Страница 11 из 15
– Салли Кэрролл, приехали!
– Бедная детка утомилась и уснула!
– Милая, так ты все-таки смогла умереть от лени?
– Вода, Салли Кэрролл! Прохладная водичка ждет тебя!
Она открыла сонные глаза.
– Привет! – пробормотала она, улыбаясь.
II
В ноябре с севера страны на четыре дня приехал Гарри Беллами – высокий, широкоплечий и энергичный. Он намеревался уладить дело, которое откладывалось с середины прошлого лета – с тех самых пор, как в Ашвилле, что в штате Северная Каролина, он познакомился с Салли Кэрролл.
Улаживание заняло всего лишь один тихий день и вечер перед горящим камином, поскольку Гарри Беллами обладал всем, что было нужно Салли Кэрролл; кроме того, она его любила. Его любила та часть ее души, которая предназначалась у нее специально для любви. Душа Салли Кэрролл обладала несколькими хорошо различимыми частями.

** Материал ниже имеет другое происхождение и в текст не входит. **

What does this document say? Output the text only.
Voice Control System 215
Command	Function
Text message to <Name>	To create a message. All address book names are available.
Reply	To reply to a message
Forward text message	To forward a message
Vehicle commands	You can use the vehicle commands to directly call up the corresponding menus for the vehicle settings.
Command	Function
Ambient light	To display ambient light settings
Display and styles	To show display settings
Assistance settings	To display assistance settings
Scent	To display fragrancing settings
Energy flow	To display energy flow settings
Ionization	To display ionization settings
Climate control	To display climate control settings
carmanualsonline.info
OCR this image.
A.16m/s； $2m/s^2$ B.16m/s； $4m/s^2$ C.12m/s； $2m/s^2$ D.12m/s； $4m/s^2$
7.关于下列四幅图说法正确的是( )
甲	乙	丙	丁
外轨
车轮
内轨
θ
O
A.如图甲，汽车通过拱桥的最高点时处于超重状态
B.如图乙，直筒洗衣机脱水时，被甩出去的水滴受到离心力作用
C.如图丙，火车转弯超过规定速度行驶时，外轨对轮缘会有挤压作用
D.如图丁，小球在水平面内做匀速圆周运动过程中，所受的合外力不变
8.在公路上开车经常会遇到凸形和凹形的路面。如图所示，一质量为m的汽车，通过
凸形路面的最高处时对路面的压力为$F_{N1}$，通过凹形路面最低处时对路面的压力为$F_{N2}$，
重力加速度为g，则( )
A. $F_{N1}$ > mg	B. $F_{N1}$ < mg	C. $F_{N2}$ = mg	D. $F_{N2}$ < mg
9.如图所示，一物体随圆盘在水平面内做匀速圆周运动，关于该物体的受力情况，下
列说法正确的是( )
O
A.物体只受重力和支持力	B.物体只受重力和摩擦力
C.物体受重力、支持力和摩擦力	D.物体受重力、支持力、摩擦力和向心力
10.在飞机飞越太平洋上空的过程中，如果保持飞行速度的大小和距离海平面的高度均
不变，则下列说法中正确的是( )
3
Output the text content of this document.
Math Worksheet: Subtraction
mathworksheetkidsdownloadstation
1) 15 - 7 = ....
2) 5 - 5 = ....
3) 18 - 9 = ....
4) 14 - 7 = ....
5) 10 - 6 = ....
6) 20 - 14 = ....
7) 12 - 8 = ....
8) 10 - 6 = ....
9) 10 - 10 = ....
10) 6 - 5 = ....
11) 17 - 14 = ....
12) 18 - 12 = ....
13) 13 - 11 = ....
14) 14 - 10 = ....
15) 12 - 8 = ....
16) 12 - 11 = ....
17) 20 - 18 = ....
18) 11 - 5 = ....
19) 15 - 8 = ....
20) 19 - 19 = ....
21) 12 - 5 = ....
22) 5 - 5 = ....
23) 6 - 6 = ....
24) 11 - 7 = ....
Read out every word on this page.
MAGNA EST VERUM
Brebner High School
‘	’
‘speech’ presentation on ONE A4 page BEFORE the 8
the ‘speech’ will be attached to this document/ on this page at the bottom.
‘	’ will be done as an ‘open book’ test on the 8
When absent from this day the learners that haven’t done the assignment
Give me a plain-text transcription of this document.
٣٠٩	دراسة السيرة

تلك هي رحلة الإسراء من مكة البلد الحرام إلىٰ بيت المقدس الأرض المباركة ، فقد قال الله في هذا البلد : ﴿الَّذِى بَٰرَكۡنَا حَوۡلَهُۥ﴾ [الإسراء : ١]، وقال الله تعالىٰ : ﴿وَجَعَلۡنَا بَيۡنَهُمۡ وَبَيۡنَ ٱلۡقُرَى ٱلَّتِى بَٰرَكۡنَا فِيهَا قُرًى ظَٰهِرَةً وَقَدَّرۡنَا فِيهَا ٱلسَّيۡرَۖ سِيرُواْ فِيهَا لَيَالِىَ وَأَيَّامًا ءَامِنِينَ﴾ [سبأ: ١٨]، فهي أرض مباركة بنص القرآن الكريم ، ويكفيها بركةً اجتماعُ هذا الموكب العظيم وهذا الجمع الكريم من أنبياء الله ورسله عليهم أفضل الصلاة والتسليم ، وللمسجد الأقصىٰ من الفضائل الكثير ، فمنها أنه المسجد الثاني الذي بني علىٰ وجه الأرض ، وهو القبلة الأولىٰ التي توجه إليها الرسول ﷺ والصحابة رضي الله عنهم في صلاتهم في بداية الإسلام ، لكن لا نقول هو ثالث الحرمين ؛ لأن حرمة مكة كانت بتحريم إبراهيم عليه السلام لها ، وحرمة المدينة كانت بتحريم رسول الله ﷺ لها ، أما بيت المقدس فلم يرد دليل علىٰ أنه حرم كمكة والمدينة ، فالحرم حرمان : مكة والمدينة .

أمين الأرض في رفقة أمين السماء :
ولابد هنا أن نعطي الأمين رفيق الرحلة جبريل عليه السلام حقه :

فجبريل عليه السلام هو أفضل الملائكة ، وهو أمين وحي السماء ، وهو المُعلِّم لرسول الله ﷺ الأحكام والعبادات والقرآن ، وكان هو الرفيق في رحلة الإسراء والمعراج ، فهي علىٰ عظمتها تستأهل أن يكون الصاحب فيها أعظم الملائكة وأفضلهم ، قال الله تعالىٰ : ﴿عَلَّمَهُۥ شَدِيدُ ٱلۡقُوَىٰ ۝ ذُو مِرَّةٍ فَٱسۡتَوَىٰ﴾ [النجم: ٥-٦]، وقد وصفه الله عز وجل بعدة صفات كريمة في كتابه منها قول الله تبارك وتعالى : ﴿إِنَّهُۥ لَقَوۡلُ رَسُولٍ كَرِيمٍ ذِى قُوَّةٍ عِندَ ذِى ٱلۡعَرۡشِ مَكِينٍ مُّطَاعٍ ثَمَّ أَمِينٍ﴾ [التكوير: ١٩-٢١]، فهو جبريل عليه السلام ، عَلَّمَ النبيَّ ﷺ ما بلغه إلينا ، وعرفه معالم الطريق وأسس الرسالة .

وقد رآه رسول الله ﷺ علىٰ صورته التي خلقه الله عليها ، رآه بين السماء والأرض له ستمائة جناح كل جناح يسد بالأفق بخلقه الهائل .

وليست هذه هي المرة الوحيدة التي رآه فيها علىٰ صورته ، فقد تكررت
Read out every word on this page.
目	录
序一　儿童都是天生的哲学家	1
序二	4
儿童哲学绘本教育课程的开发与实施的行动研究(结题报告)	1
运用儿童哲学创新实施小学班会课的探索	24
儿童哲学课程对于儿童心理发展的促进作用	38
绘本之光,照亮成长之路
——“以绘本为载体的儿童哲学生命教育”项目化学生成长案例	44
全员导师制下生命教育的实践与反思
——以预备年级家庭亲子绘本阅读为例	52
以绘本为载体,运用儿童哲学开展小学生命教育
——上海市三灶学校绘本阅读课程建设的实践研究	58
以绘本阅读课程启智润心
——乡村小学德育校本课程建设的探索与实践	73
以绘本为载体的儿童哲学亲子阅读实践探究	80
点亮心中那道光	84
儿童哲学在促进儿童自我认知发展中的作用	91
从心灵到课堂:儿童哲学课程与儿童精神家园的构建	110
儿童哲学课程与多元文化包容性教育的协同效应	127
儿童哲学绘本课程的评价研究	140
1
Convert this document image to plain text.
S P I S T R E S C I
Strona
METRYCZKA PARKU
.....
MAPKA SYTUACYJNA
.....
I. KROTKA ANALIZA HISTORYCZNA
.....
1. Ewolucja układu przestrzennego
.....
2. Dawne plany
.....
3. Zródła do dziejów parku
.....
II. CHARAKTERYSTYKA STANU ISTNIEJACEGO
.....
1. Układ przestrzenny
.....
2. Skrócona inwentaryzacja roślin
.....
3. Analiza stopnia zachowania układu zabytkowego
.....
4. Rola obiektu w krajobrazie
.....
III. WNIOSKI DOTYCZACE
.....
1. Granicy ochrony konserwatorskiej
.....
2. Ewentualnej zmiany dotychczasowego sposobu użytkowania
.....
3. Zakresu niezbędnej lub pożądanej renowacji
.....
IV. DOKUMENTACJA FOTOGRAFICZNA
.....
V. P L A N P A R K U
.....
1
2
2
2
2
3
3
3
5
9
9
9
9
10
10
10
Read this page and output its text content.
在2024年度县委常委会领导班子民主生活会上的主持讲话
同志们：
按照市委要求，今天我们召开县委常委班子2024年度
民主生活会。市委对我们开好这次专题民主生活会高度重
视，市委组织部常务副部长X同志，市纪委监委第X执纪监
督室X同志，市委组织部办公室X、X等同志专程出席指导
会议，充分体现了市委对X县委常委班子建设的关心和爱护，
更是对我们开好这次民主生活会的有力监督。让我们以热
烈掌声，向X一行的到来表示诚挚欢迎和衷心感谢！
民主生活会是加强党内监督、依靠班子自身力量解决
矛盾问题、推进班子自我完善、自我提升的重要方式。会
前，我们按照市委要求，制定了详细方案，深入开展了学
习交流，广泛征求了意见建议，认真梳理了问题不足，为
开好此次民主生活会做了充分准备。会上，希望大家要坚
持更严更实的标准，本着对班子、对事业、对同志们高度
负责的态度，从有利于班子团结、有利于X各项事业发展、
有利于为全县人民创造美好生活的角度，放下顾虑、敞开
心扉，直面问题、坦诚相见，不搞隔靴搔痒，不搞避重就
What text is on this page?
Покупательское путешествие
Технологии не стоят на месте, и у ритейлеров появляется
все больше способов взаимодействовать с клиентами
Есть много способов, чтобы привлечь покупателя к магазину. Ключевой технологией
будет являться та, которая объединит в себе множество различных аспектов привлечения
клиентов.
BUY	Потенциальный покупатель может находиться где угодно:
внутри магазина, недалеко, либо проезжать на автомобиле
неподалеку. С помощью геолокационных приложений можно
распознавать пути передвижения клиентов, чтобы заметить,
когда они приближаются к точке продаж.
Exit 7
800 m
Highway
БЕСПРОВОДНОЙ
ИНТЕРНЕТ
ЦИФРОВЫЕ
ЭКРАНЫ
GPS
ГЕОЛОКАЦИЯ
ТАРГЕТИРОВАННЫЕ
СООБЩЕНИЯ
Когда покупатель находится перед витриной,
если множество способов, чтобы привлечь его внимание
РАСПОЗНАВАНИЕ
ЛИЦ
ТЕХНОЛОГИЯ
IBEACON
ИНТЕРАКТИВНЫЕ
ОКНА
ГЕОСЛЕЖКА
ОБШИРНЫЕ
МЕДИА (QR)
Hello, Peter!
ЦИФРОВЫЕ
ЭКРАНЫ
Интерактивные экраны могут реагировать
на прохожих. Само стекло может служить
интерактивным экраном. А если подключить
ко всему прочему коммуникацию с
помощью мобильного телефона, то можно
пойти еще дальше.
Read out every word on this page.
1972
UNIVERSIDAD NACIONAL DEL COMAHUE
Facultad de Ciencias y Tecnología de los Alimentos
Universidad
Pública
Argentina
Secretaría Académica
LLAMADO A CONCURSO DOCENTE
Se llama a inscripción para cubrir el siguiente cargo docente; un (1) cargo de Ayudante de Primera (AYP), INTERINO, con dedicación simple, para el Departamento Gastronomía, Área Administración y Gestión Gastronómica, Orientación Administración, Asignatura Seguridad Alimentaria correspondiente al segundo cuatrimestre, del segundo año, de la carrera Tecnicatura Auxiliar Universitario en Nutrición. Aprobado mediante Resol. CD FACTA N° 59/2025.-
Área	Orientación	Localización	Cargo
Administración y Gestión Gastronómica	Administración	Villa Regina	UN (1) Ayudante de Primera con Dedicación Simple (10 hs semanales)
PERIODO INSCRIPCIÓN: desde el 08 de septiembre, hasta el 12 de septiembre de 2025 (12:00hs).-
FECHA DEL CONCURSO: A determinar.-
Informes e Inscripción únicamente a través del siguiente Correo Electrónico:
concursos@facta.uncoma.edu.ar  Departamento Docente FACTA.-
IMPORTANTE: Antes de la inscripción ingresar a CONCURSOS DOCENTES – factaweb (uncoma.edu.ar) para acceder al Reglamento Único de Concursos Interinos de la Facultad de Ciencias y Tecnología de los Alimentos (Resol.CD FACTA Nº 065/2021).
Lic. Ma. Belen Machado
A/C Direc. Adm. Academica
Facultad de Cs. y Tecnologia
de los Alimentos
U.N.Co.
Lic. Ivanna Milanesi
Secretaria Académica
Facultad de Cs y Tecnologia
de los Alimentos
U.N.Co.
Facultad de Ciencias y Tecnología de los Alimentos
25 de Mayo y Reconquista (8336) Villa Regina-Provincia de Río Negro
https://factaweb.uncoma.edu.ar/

В последний день перед его отъездом они пошли гулять, и она обнаружила, что ноги сами несут ее к одному из любимых мест: к кладбищу. Когда в веселых лучах солнца показались серо-белые камни и зелено-золотистая ограда, она в нерешительности остановилась у железных ворот.
– Гарри, а ты легко поддаешься печали? – спросила она, чуть улыбнувшись.
– Печали? Ни в коем случае!
– Ну тогда пойдем. На некоторых это место нагоняет тоску, но мне здесь нравится.
Они прошли через ворота и пошли по дорожке, петлявшей среди долины могил: серых и старомодных – пятидесятых годов; причудливо изрезанных цветами и вазами – семидесятых; могилы девяностых были богато украшены навеки прикорнувшими на каменных подушках ужасными толстенькими херувимами из мрамора и огромными гирляндами безымянных гранитных цветов. Кое-где виднелись склоненные фигуры с букетами в руках, но большинство могил было окутано тишиной и укрыто опавшей листвой, издававшей аромат, пробуждающий у живых лишь призрачные воспоминания.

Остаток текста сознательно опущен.